When the pandemic hit and with the lockdown and restrictions that ensued, Amado was stranded in Mindoro. Although he was at a place where he was doing what he loved to do, the unsettling reality, limits, and uncertainty that the pandemic brought took its toll. “Just like all of us, lockdown, especially in the early days, was hard. He was just ready to take a break and come home.”
Yet Amado was torn between his concern for his family and his own welfare and that of the indigenous and farming communities. “He struggled with what it meant to be able to leave that, come home to a life of privilege, and then sticking it out.”

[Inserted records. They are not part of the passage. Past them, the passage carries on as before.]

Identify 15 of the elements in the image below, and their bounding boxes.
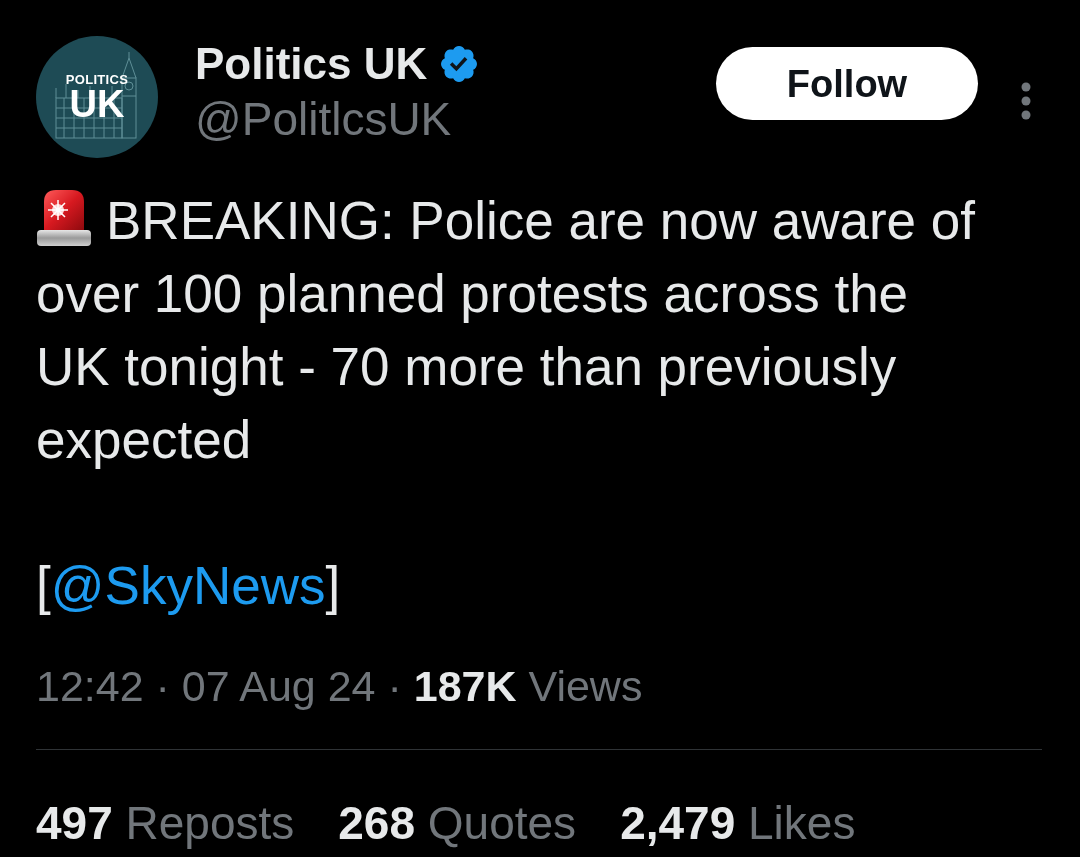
- avatar[interactable]: POLITICS UK: [36, 36, 158, 158]
- stat-link[interactable]: 2,479 Likes: [620, 797, 856, 849]
- siren-icon: [36, 188, 92, 248]
- mention-link[interactable]: @SkyNews: [50, 556, 326, 615]
- logo-text: POLITICS: [65, 73, 129, 87]
- account-name[interactable]: Politics UK: [195, 38, 428, 90]
- logo-text: UK: [69, 87, 125, 121]
- follow-button[interactable]: Follow: [716, 47, 978, 120]
- more-options-icon[interactable]: [1021, 82, 1031, 120]
- source-credit: [@SkyNews]: [36, 555, 341, 617]
- stat-link[interactable]: 497 Reposts: [36, 797, 295, 849]
- account-handle[interactable]: @PolitlcsUK: [195, 92, 452, 146]
- post-text: BREAKING: Police are now aware of over 100 planned protests across the UK tonight - 70 more than previously expected: [36, 184, 991, 476]
- post-timestamp-views: 12:42 · 07 Aug 24 · 187K Views: [36, 661, 643, 711]
- stat-link[interactable]: 268 Quotes: [338, 797, 577, 849]
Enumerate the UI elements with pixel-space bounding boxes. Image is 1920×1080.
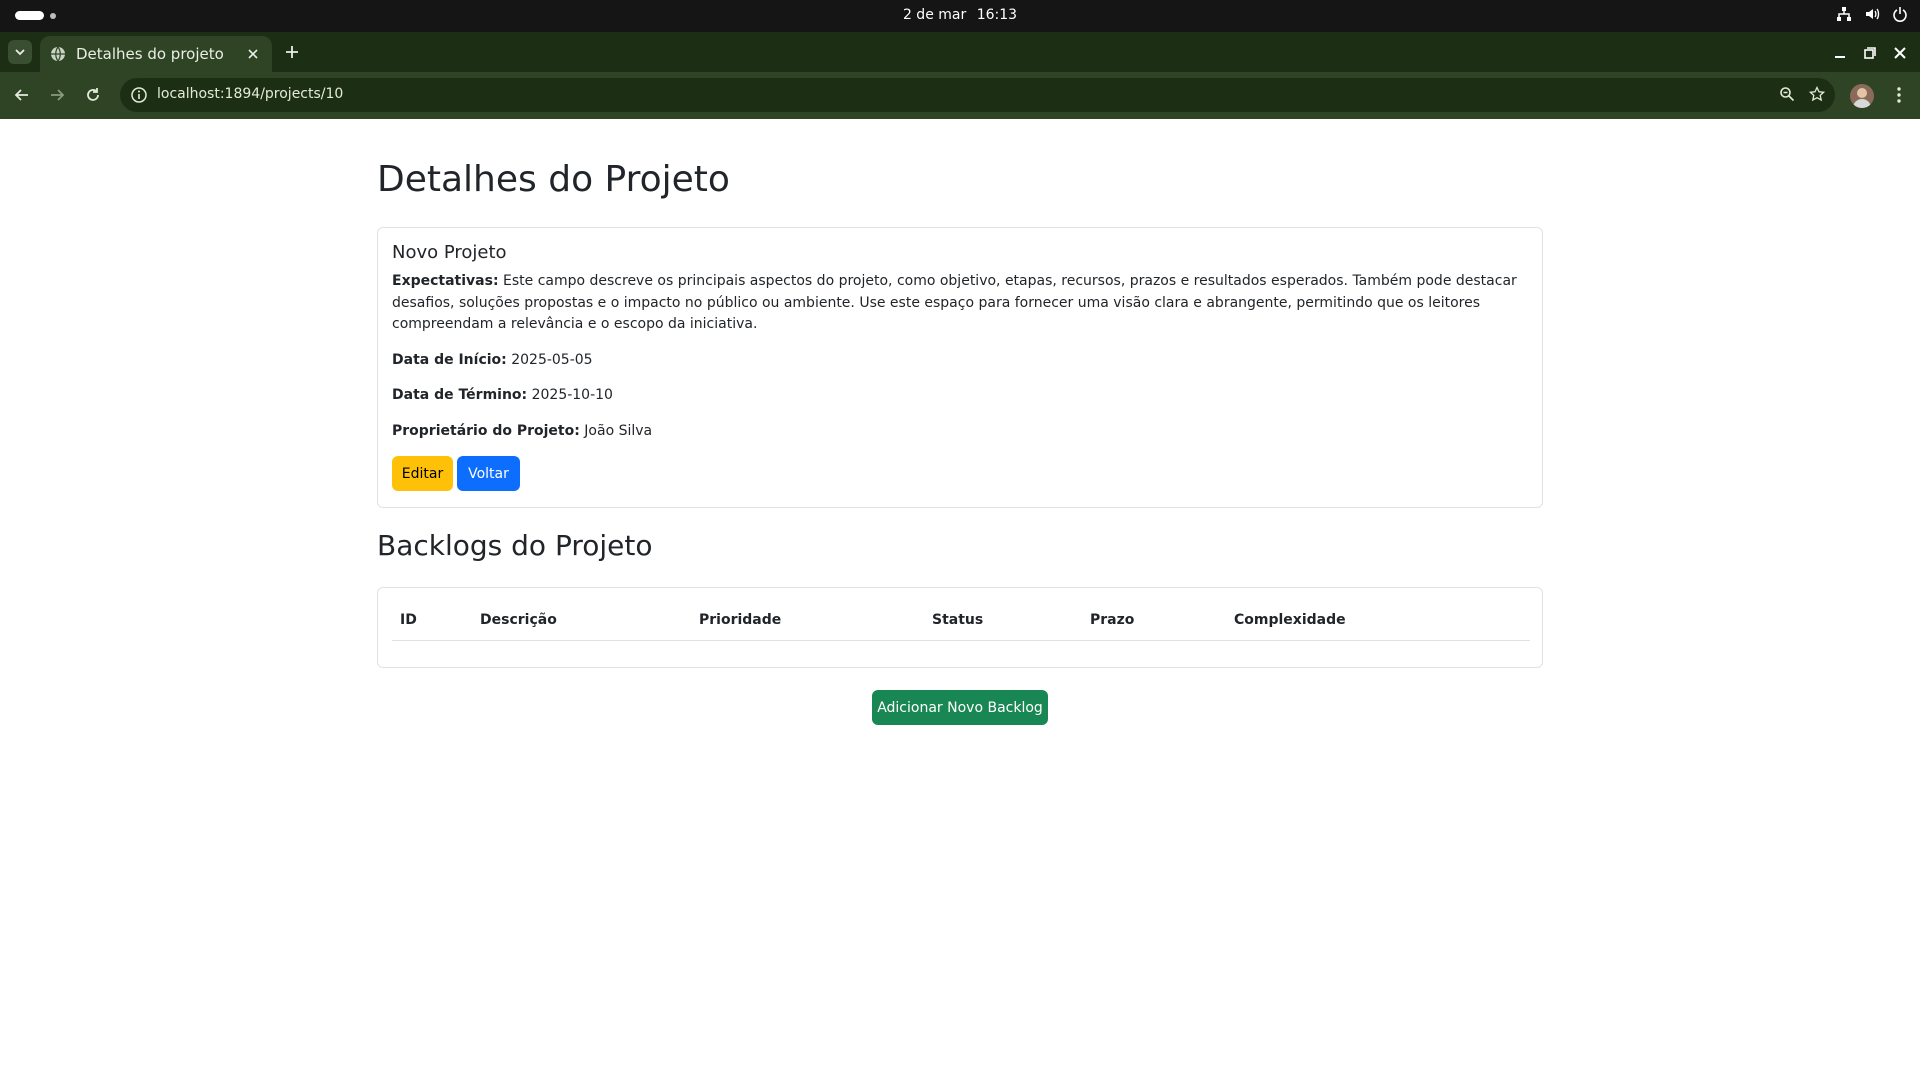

In an unfortunate turn of events, Amado was struck with a severe case of food poisoning. Unable to avail of immediate medical treatment due to lockdown, he succumbed to septic shock. “His Filipino name, ‘Amado’ means beloved, and his South African name, ‘Khaya’ means home. He died doing the work of literally building homes for the poorest of the poor in the Philippines. That was preceded by work of fighting to preserve affordable homes in his city of birth. We think of activism in certain kinds of ways but for Amado, activism was about being kind and loving. He was just incredibly a fiercely loving person. There’s no other way to describe it.”
Rodriguez says, “My job now is to tell his story. I’m hoping that his story can serve to inspire. We can all see a bit of ourselves in a person like him. I want young people to feel like, ‘Hey, I can be just like that guy. Do I struggle in school? He did too. Do I have a disability? He did too. Am I Filipino; am I Asian? He is. Am I Black? He is. Am I a child of Immigrants? He was. He was all sorts of things. He wasn’t the class president, he wasn’t the valedictorian, he wasn’t the star athlete. In a lot of ways, he was just a normal kid. But he was a normal kid who also wanted to put light and love into the world. And a lot of young people can feel that way too.”
As Ehgosa Hamilton, Amado’s former teacher at California High School said, “Let’s lift up his memory and remember his legacy. He is the new ancestor that has carved out a new path and way of being. He is the success story we need to celebrate. He is the epitome of humanity.”
All photos contributed by Robyn Magalit Rodriguez.